RVHI was established in 2013 under the leadership of former Virginia Governor Gerald Baliles, and serves a large portion of rural Virginia, stretching from the Eastern Shore across Southside to Southwest Virginia, up the Shenandoah Valley and back eastward toward the Northern Neck.

The region encompasses three-quarters of the commonwealth’s territory and is home to 2.1 million people.  In Virginia’s Rural Horseshoe, more than half a million people have less than a high school education.

“We are grateful for the leadership of Governor Baliles for this remarkable program,” said Jennifer Gentry, Vice Chancellor of Institutional Advancement for Virginia’s Community Colleges and Executive Director of the Virginia Foundation for Community College Education. “His work to highlight the needs of rural Virginia has been transformative and produced lasting results for tens of thousands of students across the Rural Horseshoe. We are very proud to continue this initiative and to see it grow and thrive.”
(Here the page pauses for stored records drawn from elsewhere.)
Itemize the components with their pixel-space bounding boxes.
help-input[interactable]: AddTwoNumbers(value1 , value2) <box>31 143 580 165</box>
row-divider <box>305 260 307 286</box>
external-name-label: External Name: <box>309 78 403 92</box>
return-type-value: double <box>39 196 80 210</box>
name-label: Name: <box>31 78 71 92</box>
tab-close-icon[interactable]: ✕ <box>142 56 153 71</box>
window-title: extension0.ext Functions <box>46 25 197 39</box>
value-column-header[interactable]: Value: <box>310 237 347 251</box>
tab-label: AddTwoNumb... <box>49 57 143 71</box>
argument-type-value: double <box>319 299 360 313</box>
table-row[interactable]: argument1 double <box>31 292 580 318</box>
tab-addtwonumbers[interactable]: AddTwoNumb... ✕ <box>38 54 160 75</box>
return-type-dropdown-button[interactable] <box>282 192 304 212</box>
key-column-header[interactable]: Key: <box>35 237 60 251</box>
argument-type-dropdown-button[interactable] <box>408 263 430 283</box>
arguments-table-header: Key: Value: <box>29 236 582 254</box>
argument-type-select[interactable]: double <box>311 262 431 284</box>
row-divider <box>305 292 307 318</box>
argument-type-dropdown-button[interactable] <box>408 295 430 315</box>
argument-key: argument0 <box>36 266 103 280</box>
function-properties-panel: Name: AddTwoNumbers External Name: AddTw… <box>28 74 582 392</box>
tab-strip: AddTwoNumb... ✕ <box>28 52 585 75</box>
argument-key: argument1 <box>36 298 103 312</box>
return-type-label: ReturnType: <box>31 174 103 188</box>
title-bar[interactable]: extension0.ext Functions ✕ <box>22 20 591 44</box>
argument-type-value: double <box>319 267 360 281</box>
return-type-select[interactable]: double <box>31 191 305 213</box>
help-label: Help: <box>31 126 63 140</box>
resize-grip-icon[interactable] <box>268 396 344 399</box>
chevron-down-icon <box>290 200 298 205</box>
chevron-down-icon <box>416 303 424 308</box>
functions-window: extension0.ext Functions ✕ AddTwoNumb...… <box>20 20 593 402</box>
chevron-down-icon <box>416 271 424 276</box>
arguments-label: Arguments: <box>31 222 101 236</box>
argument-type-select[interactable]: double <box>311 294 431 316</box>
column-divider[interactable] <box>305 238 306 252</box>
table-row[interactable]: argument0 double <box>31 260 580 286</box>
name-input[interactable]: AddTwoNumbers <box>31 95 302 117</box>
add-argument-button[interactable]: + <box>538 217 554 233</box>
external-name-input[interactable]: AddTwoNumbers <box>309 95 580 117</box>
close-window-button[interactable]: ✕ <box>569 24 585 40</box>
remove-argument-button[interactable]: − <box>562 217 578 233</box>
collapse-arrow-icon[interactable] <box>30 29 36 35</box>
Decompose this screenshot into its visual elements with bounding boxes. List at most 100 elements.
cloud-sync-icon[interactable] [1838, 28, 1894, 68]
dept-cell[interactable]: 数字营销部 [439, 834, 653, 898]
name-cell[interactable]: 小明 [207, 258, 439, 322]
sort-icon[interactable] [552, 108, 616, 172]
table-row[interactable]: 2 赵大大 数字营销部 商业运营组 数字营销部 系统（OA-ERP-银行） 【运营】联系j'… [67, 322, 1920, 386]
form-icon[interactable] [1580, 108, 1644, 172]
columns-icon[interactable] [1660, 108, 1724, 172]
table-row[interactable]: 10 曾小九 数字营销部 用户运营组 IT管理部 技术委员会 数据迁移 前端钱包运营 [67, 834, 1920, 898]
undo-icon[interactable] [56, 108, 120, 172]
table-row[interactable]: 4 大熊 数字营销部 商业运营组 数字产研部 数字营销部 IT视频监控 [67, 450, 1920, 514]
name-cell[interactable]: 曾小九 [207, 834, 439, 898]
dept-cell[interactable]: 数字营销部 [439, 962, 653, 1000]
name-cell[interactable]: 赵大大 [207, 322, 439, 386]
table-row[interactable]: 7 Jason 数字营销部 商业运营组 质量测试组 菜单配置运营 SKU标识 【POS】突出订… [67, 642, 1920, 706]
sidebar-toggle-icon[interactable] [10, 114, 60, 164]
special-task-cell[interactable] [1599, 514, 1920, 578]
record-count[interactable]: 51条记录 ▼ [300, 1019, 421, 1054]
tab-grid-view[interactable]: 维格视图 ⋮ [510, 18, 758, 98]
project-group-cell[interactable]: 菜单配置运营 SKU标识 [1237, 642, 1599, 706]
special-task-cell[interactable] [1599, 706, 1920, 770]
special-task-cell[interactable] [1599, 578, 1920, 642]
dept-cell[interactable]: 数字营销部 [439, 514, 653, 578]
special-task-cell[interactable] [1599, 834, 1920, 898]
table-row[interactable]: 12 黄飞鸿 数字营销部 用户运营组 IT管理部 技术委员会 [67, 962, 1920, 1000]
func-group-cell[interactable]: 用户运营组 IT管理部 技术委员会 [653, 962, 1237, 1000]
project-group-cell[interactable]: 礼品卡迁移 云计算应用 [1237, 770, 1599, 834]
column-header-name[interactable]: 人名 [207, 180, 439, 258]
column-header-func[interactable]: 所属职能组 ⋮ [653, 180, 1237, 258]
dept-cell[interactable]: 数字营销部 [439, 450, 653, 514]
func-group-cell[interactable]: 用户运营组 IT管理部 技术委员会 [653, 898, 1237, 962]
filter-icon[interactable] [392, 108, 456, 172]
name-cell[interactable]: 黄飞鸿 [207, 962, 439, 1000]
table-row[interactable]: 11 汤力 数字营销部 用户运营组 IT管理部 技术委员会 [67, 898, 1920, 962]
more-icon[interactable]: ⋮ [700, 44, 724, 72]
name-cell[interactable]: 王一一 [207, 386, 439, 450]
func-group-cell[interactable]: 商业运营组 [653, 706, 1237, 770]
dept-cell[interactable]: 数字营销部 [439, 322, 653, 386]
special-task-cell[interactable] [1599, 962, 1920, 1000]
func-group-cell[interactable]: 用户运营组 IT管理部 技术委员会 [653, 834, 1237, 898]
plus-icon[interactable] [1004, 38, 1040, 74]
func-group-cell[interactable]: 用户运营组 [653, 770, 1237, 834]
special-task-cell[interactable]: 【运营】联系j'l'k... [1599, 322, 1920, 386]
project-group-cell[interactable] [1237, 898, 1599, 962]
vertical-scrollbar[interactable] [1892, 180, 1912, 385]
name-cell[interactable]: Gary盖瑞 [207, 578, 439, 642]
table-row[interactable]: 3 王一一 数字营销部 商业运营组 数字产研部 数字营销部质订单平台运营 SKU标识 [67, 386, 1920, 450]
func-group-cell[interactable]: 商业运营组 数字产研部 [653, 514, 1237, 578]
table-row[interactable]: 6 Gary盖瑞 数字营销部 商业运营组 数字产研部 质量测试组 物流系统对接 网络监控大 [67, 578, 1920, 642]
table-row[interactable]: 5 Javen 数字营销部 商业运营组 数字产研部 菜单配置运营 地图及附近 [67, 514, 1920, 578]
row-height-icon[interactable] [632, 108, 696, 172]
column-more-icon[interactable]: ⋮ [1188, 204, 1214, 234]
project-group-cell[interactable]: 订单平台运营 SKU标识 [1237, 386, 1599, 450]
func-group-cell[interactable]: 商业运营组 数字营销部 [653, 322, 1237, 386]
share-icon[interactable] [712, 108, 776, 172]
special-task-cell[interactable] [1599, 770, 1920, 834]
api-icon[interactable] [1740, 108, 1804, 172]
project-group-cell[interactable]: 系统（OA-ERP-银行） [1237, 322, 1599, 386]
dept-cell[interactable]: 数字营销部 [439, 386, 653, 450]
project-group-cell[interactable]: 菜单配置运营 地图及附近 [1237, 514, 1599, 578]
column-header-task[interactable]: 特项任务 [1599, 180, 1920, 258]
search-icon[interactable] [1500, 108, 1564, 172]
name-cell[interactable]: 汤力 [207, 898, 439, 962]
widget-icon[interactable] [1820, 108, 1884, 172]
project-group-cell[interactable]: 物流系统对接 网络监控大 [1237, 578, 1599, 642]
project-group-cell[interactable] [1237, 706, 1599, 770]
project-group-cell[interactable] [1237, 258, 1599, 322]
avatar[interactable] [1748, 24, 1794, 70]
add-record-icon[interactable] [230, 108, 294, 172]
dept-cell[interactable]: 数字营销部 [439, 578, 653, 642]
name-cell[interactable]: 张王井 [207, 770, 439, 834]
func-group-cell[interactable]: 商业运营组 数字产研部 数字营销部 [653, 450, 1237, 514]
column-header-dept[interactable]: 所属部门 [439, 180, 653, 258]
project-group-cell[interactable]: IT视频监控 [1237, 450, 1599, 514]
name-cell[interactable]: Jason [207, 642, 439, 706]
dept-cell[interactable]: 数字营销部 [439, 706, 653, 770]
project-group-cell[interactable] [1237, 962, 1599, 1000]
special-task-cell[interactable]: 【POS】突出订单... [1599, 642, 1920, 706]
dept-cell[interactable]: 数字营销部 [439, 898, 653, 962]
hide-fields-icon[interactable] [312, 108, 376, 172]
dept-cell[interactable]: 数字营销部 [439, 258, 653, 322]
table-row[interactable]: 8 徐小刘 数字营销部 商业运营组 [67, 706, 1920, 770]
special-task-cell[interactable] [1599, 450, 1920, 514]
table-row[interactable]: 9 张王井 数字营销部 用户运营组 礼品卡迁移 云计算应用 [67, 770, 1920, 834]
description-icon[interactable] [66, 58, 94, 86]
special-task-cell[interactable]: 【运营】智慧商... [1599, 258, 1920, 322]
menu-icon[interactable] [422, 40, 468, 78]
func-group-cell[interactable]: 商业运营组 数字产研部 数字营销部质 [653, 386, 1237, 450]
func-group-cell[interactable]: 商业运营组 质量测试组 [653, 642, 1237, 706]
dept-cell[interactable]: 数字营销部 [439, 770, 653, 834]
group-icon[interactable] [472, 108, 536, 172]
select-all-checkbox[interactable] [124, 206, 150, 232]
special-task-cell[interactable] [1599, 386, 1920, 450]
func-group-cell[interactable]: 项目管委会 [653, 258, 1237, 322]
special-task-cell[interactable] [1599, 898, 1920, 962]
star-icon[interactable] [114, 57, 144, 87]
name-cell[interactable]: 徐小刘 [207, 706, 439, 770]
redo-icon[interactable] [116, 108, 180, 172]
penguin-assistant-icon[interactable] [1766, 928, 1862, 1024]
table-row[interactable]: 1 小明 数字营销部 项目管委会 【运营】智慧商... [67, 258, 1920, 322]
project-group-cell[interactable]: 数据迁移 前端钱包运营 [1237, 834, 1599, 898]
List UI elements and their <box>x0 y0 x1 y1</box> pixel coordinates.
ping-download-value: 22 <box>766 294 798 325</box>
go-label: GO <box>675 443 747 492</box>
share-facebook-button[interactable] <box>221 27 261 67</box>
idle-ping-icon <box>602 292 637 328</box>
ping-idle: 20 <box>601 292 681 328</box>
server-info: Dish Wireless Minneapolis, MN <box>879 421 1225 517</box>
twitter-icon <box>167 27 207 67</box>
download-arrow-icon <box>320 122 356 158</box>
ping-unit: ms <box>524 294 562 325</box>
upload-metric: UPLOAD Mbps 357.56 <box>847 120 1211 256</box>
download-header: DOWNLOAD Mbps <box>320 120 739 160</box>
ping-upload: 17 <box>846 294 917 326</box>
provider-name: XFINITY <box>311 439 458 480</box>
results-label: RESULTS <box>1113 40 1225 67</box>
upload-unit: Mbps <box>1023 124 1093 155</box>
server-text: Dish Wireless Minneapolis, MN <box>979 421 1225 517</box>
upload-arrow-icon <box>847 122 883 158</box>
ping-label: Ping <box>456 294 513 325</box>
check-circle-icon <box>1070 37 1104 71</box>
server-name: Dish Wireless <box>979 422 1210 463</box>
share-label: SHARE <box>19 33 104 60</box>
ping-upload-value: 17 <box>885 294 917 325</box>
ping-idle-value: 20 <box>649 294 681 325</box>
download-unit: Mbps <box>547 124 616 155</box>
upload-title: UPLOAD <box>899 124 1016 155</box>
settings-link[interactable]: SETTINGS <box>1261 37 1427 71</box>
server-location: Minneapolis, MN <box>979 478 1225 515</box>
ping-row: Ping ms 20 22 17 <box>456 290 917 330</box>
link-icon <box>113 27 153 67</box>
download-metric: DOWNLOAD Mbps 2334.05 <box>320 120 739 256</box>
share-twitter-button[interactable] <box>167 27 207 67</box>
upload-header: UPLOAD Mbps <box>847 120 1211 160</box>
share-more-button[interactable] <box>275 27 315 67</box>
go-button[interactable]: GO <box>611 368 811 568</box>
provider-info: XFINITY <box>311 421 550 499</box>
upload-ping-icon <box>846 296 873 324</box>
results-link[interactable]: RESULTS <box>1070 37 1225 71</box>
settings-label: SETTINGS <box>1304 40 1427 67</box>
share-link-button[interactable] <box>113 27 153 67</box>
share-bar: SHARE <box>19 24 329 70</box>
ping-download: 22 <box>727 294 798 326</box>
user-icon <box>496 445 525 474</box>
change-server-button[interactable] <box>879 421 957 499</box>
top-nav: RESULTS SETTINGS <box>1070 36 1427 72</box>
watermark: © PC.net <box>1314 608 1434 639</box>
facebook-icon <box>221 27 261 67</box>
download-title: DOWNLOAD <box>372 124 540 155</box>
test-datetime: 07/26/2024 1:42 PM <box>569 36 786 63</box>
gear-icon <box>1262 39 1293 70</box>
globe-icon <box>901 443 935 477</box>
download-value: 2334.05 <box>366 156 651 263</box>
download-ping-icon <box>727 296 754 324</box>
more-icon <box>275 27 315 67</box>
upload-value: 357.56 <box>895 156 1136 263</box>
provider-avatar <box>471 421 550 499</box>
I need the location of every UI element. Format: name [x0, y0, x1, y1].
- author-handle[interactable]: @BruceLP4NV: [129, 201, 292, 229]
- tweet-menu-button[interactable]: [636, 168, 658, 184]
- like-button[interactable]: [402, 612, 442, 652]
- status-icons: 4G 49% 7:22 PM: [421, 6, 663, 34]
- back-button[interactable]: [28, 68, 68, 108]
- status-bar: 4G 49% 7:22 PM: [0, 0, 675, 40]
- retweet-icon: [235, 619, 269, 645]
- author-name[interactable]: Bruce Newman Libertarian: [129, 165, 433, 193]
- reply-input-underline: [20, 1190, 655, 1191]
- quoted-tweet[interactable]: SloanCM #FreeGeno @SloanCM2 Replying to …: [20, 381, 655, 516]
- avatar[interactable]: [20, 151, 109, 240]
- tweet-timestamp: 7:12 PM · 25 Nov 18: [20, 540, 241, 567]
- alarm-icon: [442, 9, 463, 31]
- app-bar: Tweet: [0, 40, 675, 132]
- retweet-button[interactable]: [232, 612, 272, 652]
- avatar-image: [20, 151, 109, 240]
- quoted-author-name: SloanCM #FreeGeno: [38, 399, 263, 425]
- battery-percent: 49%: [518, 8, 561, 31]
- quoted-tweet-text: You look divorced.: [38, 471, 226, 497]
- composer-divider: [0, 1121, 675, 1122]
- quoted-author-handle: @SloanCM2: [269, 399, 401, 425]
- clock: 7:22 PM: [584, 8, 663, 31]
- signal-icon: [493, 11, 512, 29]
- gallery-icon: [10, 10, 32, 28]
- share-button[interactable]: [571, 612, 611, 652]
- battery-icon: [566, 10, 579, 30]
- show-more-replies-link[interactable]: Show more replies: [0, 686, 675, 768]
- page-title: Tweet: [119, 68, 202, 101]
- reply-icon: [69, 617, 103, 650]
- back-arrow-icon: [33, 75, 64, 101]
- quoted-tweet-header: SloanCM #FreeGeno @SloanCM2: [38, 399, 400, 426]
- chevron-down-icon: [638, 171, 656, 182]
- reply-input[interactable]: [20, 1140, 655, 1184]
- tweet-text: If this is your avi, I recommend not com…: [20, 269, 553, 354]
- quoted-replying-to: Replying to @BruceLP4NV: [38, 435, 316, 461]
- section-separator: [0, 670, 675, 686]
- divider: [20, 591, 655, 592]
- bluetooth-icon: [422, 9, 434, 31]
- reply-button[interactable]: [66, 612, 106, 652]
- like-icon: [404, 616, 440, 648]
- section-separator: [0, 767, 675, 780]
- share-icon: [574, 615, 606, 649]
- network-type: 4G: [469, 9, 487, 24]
Modeled after the successful Patrick County Educational Foundation program implemented by Governor Baliles in his native Patrick County, RVHI provides funding that is matched dollar-for-dollar by the local community college foundation along with an annual allocation from the General Assembly. That combined funding goes directly to cover the costs associated with career coaches, education incentives, and other efforts to increase the educational success of rural residents.

“Last year, 60% of coached high school seniors went on to college,” said Caroline Lane, Project Director of the Rural Virginia Horseshoe Initiative. “RVHI also has provided more than 600 adults with scholarships for training to get jobs. These numbers indicate a real impact in rural Virginia.”

“Because colleges can create their own strategies to raise educational attainment, an often overlooked benefit of this program is that the Rural Virginia Horseshoe Initiative is producing innovations and best practices that are spreading to other programs and being adopted throughout the state,” added Lane. “RVHI is truly a best practice incubator for student success.”

Virginia community colleges receiving and matching RVHI funding for the 2019-2020 academic year include Blue Ridge, Dabney S. Lancaster, Eastern Shore, Lord Fairfax, Mountain Empire, New River, Paul D. Camp, Patrick Henry, Rappahannock, Southside Virginia, and Southwest Virginia.

The Rural Virginia Horseshoe Initiative aims to cut in half the number of residents in the region who lack a high school diploma or GED, and to double the percentage of rural residents who earn an associate degree or other college certification in the Rural Horseshoe region. To date, the RVHI has provided more than $9 million in direct and matched funding toward achieving these goals.